A Seara Alimentos S.A., do Grupo Marfrig, inaugura amanhã (13), o maior sistema de biodigestores para tratamento de dejetos suínos do Brasil em Diamantino (MT).
O empreendimento evitará emissões de metano para a atmosfera equivalentes a cerca de 73 mil toneladas de CO2 por ano, o que equivale ao plantio e preservação de 15 milhões de árvores nativas ou 6,820 mil hectares de reflorestamento. O projeto, concebido conforme os requerimentos do Mecanismo de Desenvolvimento Limpo (MDL), do Protocolo de Kyoto (ONU), está em processo para ser registrado e já se encontra validado por uma Entidade Operacional Designada (EOD).
Adicionalmente, gerará energia suficiente para abastecer o complexo de suínos da empresa no local que envolve 11 mil matrizes e 110 mil animais terminados/ano e produzirá excedente necessário para suprir as necessidades de energia de uma cidade de 8,5 mil habitantes.

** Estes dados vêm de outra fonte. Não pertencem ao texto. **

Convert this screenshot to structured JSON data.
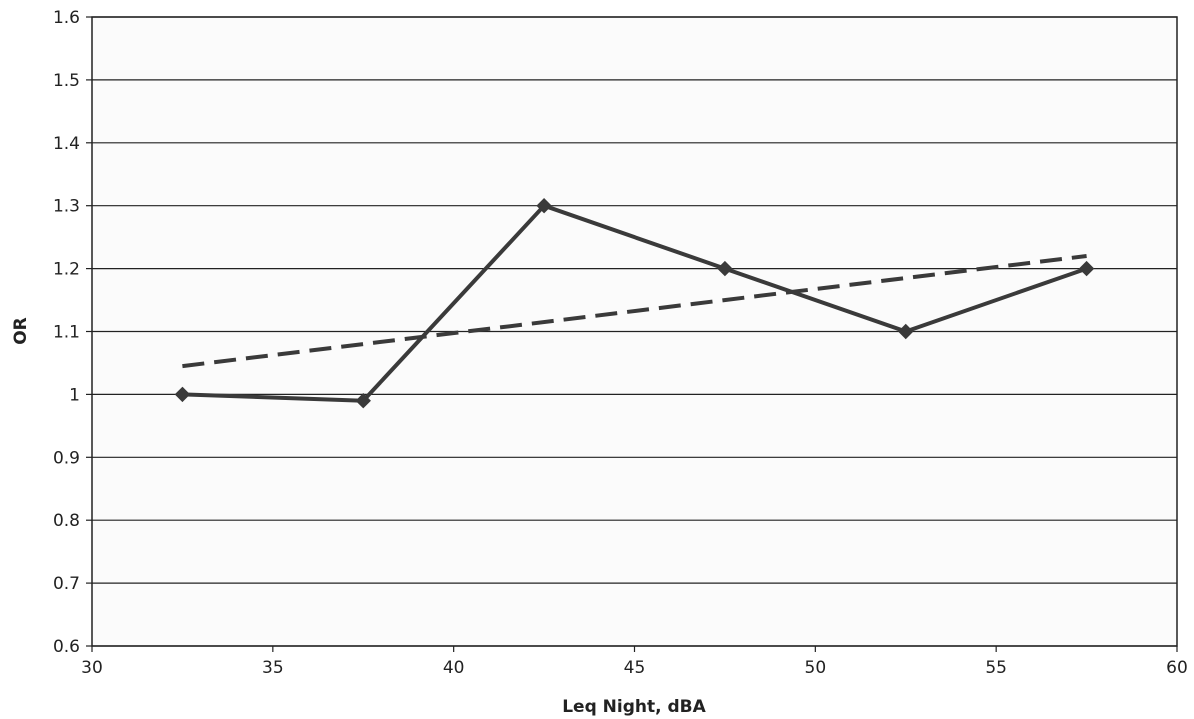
{
  "chart_data": {
    "type": "line",
    "title": "",
    "xlabel": "Leq Night, dBA",
    "ylabel": "OR",
    "xlim": [
      30,
      60
    ],
    "ylim": [
      0.6,
      1.6
    ],
    "x_ticks": [
      30,
      35,
      40,
      45,
      50,
      55,
      60
    ],
    "x_tick_labels": [
      "30",
      "35",
      "40",
      "45",
      "50",
      "55",
      "60"
    ],
    "y_ticks": [
      0.6,
      0.7,
      0.8,
      0.9,
      1.0,
      1.1,
      1.2,
      1.3,
      1.4,
      1.5,
      1.6
    ],
    "y_tick_labels": [
      "0.6",
      "0.7",
      "0.8",
      "0.9",
      "1",
      "1.1",
      "1.2",
      "1.3",
      "1.4",
      "1.5",
      "1.6"
    ],
    "grid": "horizontal",
    "legend": "none",
    "series": [
      {
        "style": "solid",
        "marker": "diamond",
        "color": "#3a3a3a",
        "x": [
          32.5,
          37.5,
          42.5,
          47.5,
          52.5,
          57.5
        ],
        "y": [
          1.0,
          0.99,
          1.3,
          1.2,
          1.1,
          1.2
        ]
      },
      {
        "style": "dashed",
        "marker": "none",
        "color": "#3a3a3a",
        "x": [
          32.5,
          57.5
        ],
        "y": [
          1.045,
          1.22
        ]
      }
    ]
  }
}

O investimento foi de R$ 8 milhões. "O sistema foi planejado para atender às mais rígidas exigências regulatórias em termos de preservação ambiental e será modelo para empreendimentos semelhantes no futuro", explica Mayr Bonassi, diretor geral da Seara.
São duas as finalidades básicas do empreendimento da Seara em Diamantino (MT): tratar os dejetos líquidos do complexo e purificar a água. Os ganhos são claros. "O metano, que é um gás do efeito estufa gerado pelo sistema de tratamento de dejetos convencional em lagoas, é capturado e queimado, reduzindo significativamente a contribuição da suinocultura para o aquecimento global", ressalta Bonassi.
No total, serão processados diariamente 2 milhões de litros de dejetos, produzindo aproximadamente 20 mil metros cúbicos de biogás por dia. Na primeira fase do empreendimento, uma planta de 700 kW abastecerá o complexo de granjas.